Dopo la serata di festa del sabato, dedicheremo il nostro ultimo giorno di SFS alla scoperta di esperienze e testimonianze forti che ci suscitino scelte di vita quotidiane alte per costruire, pensando a voce alta, una “Bella domanda!” dopo l’altra, il mondo più giusto e solidale che desideriamo.

Dignità umana

Migrazioni, migrazioni ovunque. Queste nel nostro Paese sembrano avere un ruolo da attore protagonista. A volte le percepiamo più vicine quando diventano i primi attori dei nostri pensieri, discorsi e riflessioni. Sentiamo che portano cambiamenti ma non ne sappiamo abbastanza. Partecipando a questo workshop avremo la possibilità di interrogarci sull’impatto sociale, economico e politico che le migrazioni hanno sul nostro territorio e sul nostro pianeta, cercando di guardare oltre i pregiudizi. Tutto questo senza dimenticare la cosa più importante: i migranti sono uomini e donne come noi!

Carcere, parola che per molti fa semplicemente parte di un bagaglio lessicale. Nessuno ha visto l’interno di un carcere, pochi si relazionano con i detenuti, qualcuno conosce i vissuti che legano luoghi e persone in detenzione. Parlare di carcere è inusuale ma fondamentale per la nostra società e le nostre città. E iniziare a parlarne oggi è giusto perché non tutti sanno che il sistema carcerario nasce con una missione ben chiara: la rieducazione.

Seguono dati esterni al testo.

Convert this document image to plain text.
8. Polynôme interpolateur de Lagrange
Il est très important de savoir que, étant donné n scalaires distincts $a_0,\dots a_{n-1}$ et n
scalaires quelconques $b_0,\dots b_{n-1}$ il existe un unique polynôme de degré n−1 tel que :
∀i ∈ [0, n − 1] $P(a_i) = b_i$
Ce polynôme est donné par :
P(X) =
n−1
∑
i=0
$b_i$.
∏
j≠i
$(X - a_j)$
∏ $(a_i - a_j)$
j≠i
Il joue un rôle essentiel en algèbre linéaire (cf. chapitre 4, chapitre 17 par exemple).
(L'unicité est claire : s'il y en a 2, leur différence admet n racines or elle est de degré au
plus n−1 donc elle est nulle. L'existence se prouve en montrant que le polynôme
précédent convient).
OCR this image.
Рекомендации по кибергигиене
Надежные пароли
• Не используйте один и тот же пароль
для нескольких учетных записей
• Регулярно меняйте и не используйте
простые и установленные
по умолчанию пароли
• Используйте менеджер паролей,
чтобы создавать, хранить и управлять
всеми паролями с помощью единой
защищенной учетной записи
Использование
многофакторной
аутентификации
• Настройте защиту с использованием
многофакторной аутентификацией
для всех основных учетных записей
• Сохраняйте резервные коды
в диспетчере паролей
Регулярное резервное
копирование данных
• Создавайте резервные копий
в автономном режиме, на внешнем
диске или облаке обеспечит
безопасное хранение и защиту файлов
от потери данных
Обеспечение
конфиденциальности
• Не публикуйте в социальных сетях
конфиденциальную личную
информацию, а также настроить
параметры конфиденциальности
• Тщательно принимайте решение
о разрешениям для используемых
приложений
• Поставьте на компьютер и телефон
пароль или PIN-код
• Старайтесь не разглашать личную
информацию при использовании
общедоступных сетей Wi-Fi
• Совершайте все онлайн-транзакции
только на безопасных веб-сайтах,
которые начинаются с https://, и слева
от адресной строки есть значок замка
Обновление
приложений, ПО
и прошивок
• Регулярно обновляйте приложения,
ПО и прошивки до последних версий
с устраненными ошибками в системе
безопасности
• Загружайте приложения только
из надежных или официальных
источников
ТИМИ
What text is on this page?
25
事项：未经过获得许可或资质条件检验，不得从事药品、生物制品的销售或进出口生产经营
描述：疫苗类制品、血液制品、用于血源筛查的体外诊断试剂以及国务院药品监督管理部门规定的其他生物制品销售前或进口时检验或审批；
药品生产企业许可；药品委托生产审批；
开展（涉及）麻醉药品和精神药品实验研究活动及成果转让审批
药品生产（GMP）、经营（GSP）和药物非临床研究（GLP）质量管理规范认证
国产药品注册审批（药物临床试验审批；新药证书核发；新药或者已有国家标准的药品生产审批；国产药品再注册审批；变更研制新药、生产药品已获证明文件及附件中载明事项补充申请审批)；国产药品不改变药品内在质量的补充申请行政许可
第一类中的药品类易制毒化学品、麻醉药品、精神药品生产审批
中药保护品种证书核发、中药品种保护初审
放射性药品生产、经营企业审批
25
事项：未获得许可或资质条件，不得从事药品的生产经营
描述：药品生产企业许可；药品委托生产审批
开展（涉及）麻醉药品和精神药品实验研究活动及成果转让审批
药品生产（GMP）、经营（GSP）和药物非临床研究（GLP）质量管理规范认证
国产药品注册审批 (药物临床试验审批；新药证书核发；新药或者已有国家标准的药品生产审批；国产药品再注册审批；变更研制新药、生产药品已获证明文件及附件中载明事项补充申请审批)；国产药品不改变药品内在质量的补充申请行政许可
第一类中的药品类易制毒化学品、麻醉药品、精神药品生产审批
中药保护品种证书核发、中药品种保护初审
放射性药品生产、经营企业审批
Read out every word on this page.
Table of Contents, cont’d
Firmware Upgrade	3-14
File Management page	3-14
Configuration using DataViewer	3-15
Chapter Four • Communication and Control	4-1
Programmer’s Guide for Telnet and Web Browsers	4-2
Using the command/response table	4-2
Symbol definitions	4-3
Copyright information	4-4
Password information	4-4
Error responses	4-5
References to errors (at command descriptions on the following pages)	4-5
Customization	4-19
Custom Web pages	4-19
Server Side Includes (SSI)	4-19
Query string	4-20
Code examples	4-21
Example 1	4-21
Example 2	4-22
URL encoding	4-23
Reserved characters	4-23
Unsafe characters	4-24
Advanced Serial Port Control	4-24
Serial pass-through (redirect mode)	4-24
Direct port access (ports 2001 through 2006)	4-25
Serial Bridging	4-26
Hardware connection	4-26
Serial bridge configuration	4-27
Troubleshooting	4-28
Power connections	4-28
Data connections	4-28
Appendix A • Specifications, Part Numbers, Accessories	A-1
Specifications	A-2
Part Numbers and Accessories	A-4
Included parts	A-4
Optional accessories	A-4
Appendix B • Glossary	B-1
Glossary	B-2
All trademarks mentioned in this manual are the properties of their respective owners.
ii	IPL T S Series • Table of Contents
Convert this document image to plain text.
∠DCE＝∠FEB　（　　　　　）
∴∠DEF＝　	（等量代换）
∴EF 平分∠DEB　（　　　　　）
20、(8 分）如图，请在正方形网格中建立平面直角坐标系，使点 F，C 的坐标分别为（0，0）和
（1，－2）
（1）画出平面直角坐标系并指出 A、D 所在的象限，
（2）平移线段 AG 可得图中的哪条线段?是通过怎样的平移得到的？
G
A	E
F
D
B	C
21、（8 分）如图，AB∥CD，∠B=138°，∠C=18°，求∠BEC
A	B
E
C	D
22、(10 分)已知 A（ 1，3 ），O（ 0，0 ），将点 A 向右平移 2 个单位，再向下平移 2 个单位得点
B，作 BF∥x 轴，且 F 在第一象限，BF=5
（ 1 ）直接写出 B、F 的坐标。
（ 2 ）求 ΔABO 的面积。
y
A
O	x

Partecipando a questo workshop rifletteremo insieme su come il carcere assolva alla propria funzione rieducativa garantendo la dignità umana dei detenuti; ci interrogheremo su come oggi il carcere sia luogo di stigmatizzazione; valuteremo quanto il carcere, nella forma e struttura attuale, sia o non sia un ambiente di giustizia.

Ventunesimo secolo: uomini e donne hanno gli stessi diritti nel nostro Paese. Sembra non esistano delle differenze tra i due generi.
É davvero così in tutti gli ambiti della nostra vita? Perché è così importante avere la parità di genere? Partecipando a questo workshop approfondiremo le disparità di genere negli ambiti di vita del nostro tempo; chiariremo le radici socio-culturali di questo fenomeno; faremo domande e cercheremo risposte riguardo la parità di genere e il beneficio che questa può portare alle donne e a uomini e donne.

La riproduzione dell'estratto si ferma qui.